Both benchmarks matter. But if you’re evaluating which AI agent will perform best on your messy, real-world dbt project, look at Spider 2.0-DBT scores, not ADE-Bench scores.
What We Learned
ADE-Bench was great for discovering gaps in dbt feature coverage. Snapshots, unit tests, and model versioning were all features we hadn’t taught SignalPilot about, and filling those gaps had an outsized impact.
But ADE-Bench didn’t test the things that make real-world data work hard: ambiguous prompts, incorrect documentation, and messy schemas. The tasks assume clean codebases, accurate YML contracts, and well-structured projects. Real-world data work is messier than that.
We prefer Spider 2.0-DBT for its much harder nature and the reasoning traces required to pass it. ADE-Bench tests feature knowledge and instruction-following in ideal codebases. Spider 2.0-DBT tests whether the agent can think through a data problem when the documentation is wrong and the only truth is in the data itself.

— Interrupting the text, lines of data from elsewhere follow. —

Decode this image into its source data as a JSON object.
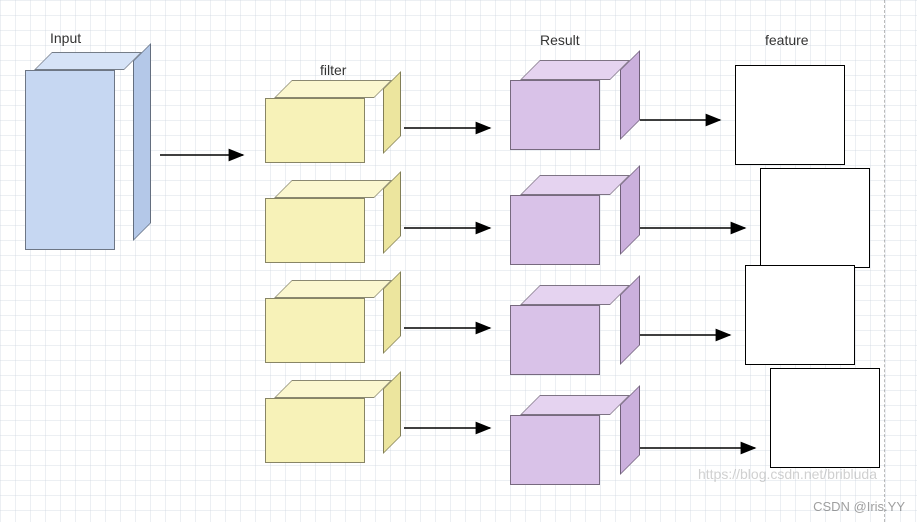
{
  "labels": {
    "input": "Input",
    "filter": "filter",
    "result": "Result",
    "feature": "feature"
  },
  "watermark_url": "https://blog.csdn.net/bribluda",
  "watermark_credit": "CSDN @Iris.YY",
  "colors": {
    "input": "#c6d7f2",
    "filter": "#f7f2b8",
    "result": "#d9c2e8",
    "feature": "#ffffff"
  },
  "stages": [
    "Input",
    "filter",
    "Result",
    "feature"
  ],
  "counts": {
    "input": 1,
    "filter": 4,
    "result": 4,
    "feature": 4
  }
}
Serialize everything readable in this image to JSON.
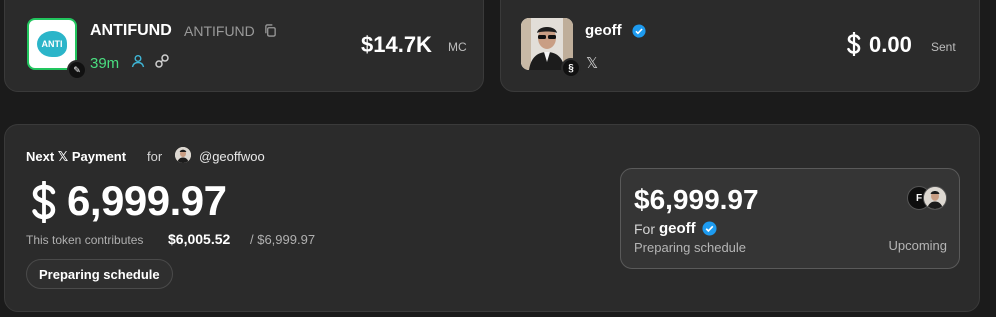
{
  "token": {
    "name": "ANTIFUND",
    "ticker": "ANTIFUND",
    "age": "39m",
    "market_cap": "$14.7K",
    "market_cap_label": "MC",
    "logo_text": "ANTI"
  },
  "creator": {
    "name": "geoff",
    "sent_value": "0.00",
    "sent_label": "Sent",
    "social_icon": "x-icon"
  },
  "payment": {
    "title": "Next 𝕏 Payment",
    "for_word": "for",
    "handle": "@geoffwoo",
    "amount": "6,999.97",
    "contrib_label": "This token contributes",
    "contrib_value": "$6,005.52",
    "contrib_total": "/ $6,999.97",
    "status_pill": "Preparing schedule"
  },
  "schedule": {
    "amount": "$6,999.97",
    "for_word": "For",
    "recipient": "geoff",
    "status": "Preparing schedule",
    "state": "Upcoming"
  },
  "colors": {
    "accent_green": "#4ade80",
    "verified_blue": "#1d9bf0",
    "card_bg": "#2b2b2b"
  }
}
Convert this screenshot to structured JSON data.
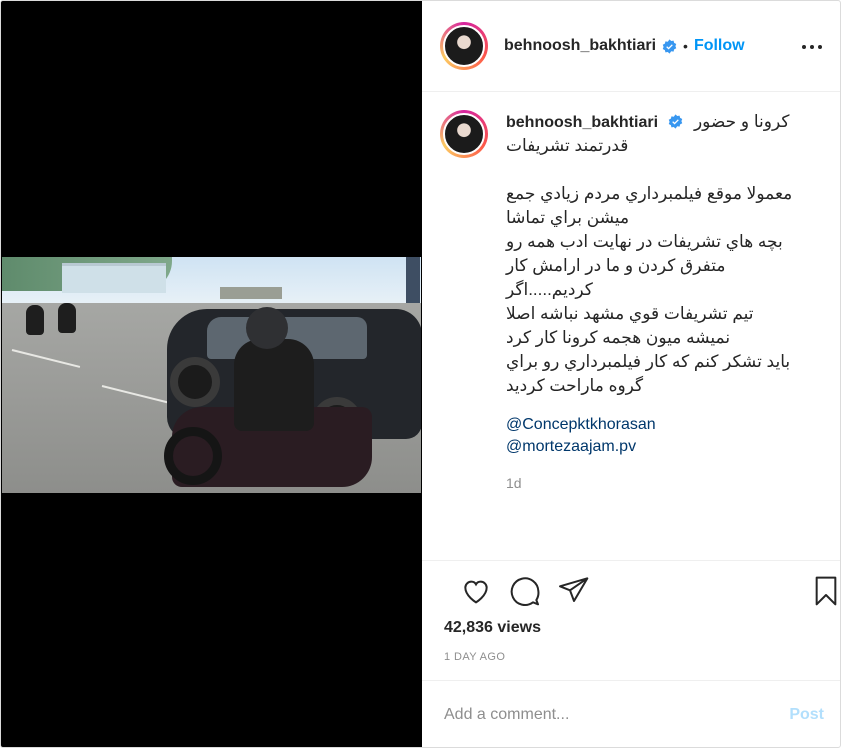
{
  "post": {
    "username": "behnoosh_bakhtiari",
    "follow_label": "Follow",
    "separator": "•",
    "caption_line1": "كرونا و حضور",
    "caption_line2": "قدرتمند تشريفات",
    "caption_para": [
      "معمولا موقع فيلمبرداري مردم زيادي جمع",
      "ميشن براي تماشا",
      "بچه هاي تشريفات در نهايت ادب همه رو",
      "متفرق كردن و ما در ارامش كار كرديم.....اگر",
      "تيم تشريفات قوي مشهد نباشه اصلا",
      "نميشه ميون هجمه كرونا كار كرد",
      "بايد تشكر كنم كه كار فيلمبرداري رو براي",
      "گروه ماراحت كرديد"
    ],
    "mentions": [
      "@Concepktkhorasan",
      "@mortezaajam.pv"
    ],
    "time_ago": "1d",
    "views": "42,836 views",
    "date": "1 DAY AGO"
  },
  "comment_box": {
    "placeholder": "Add a comment...",
    "post_label": "Post"
  },
  "icons": {
    "verified": "verified-badge-icon",
    "more": "more-options-icon",
    "like": "heart-icon",
    "comment": "comment-bubble-icon",
    "share": "paper-plane-icon",
    "save": "bookmark-icon"
  },
  "colors": {
    "accent": "#0095f6",
    "post_disabled": "#b2dffc",
    "mention": "#00376b",
    "muted": "#8e8e8e",
    "media_bg": "#000000"
  }
}
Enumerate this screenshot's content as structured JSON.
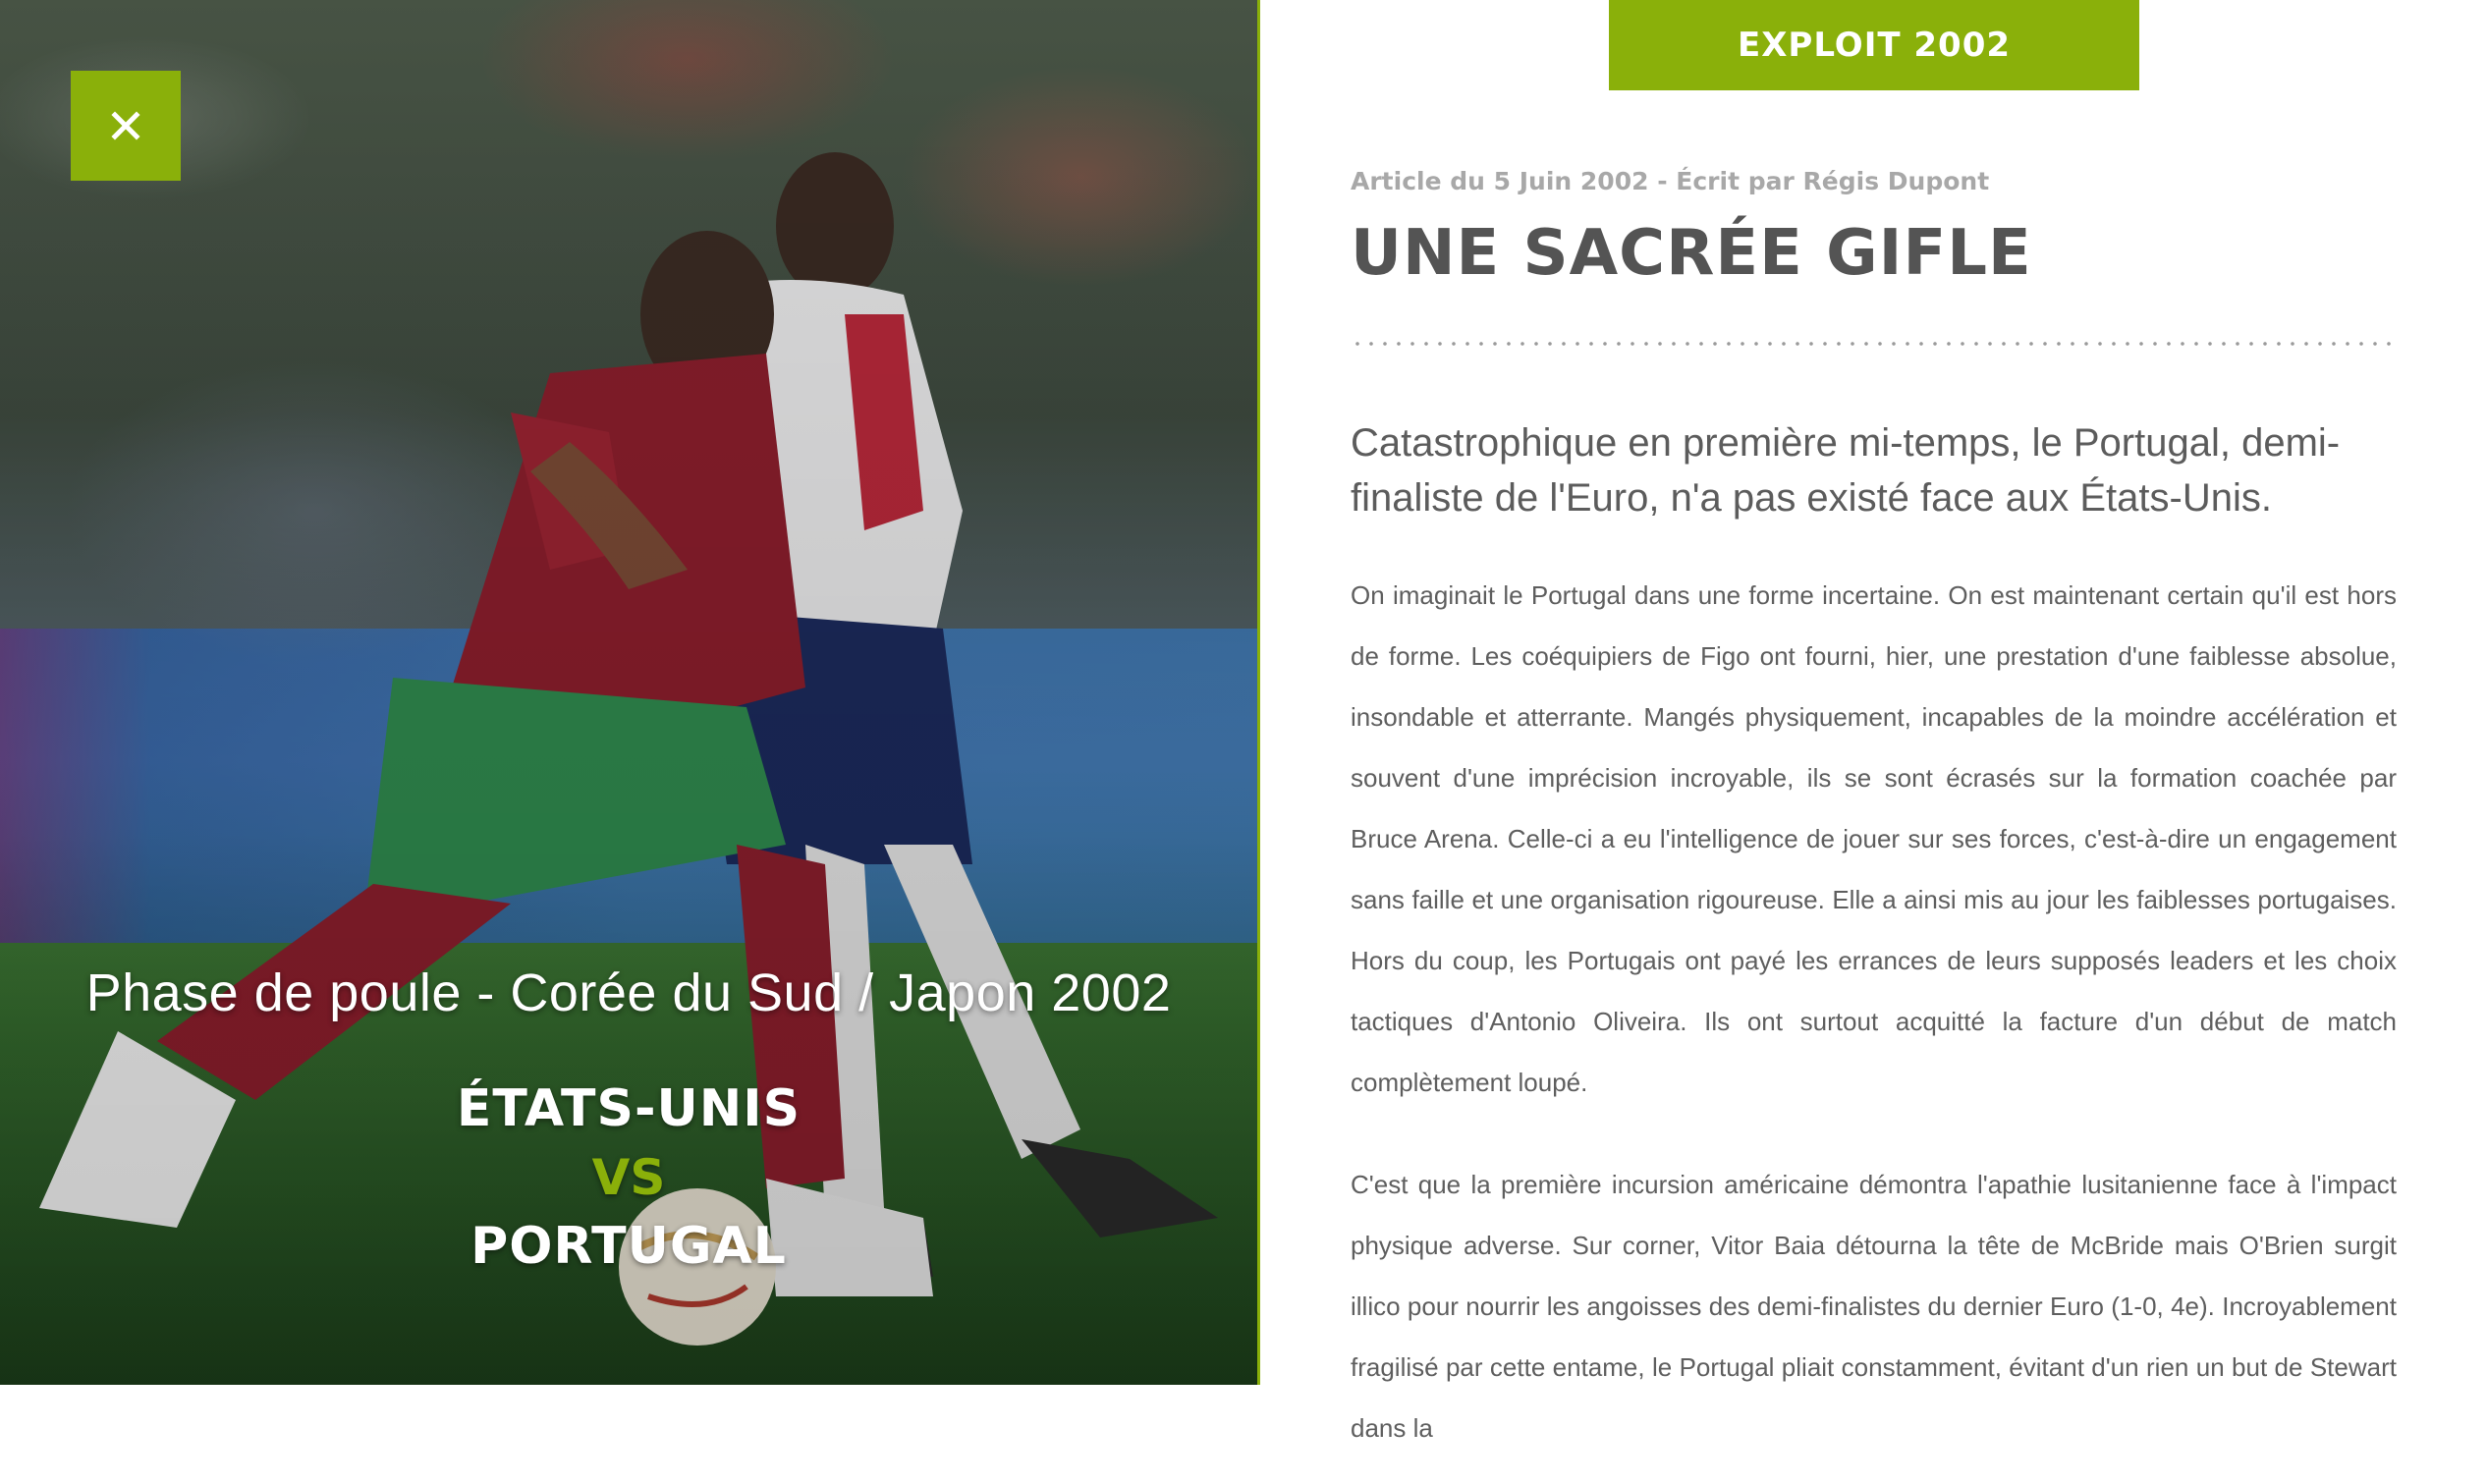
{
  "left": {
    "close_icon": "close-icon",
    "phase": "Phase de poule - Corée du Sud / Japon 2002",
    "team_home": "ÉTATS-UNIS",
    "vs": "VS",
    "team_away": "PORTUGAL"
  },
  "right": {
    "category": "EXPLOIT 2002",
    "meta": "Article du 5 Juin 2002 - Écrit par Régis Dupont",
    "title": "UNE SACRÉE GIFLE",
    "lead": "Catastrophique en première mi-temps, le Portugal, demi-finaliste de l'Euro, n'a pas existé face aux États-Unis.",
    "paragraphs": [
      "On imaginait le Portugal dans une forme incertaine. On est maintenant certain qu'il est hors de forme. Les coéquipiers de Figo ont fourni, hier, une prestation d'une faiblesse absolue, insondable et atterrante. Mangés physiquement, incapables de la moindre accélération et souvent d'une imprécision incroyable, ils se sont écrasés sur la formation coachée par Bruce Arena. Celle-ci a eu l'intelligence de jouer sur ses forces, c'est-à-dire un engagement sans faille et une organisation rigoureuse. Elle a ainsi mis au jour les faiblesses portugaises. Hors du coup, les Portugais ont payé les errances de leurs supposés leaders et les choix tactiques d'Antonio Oliveira. Ils ont surtout acquitté la facture d'un début de match complètement loupé.",
      "C'est que la première incursion américaine démontra l'apathie lusitanienne face à l'impact physique adverse. Sur corner, Vitor Baia détourna la tête de McBride mais O'Brien surgit illico pour nourrir les angoisses des demi-finalistes du dernier Euro (1-0, 4e). Incroyablement fragilisé par cette entame, le Portugal pliait constamment, évitant d'un rien un but de Stewart dans la"
    ]
  },
  "colors": {
    "accent": "#8ab00a",
    "title": "#545454",
    "meta": "#a8a8a8",
    "body": "#5e5e5e"
  }
}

Three tasks we fixed upstream
Three tasks (f1002,analytics_engineering004, andanalytics_engineering006) can’t be solved from project context alone: their gold solutions hinge on column names and aliases that never appear in any file, schema, or naming convention left in the workspace.
Rather than leak those answers into the agent’s prompt, we fixed the benchmark itself and opened PR #151 to the official ADE-Bench repo. The full reasoning and exact changes are in the PR.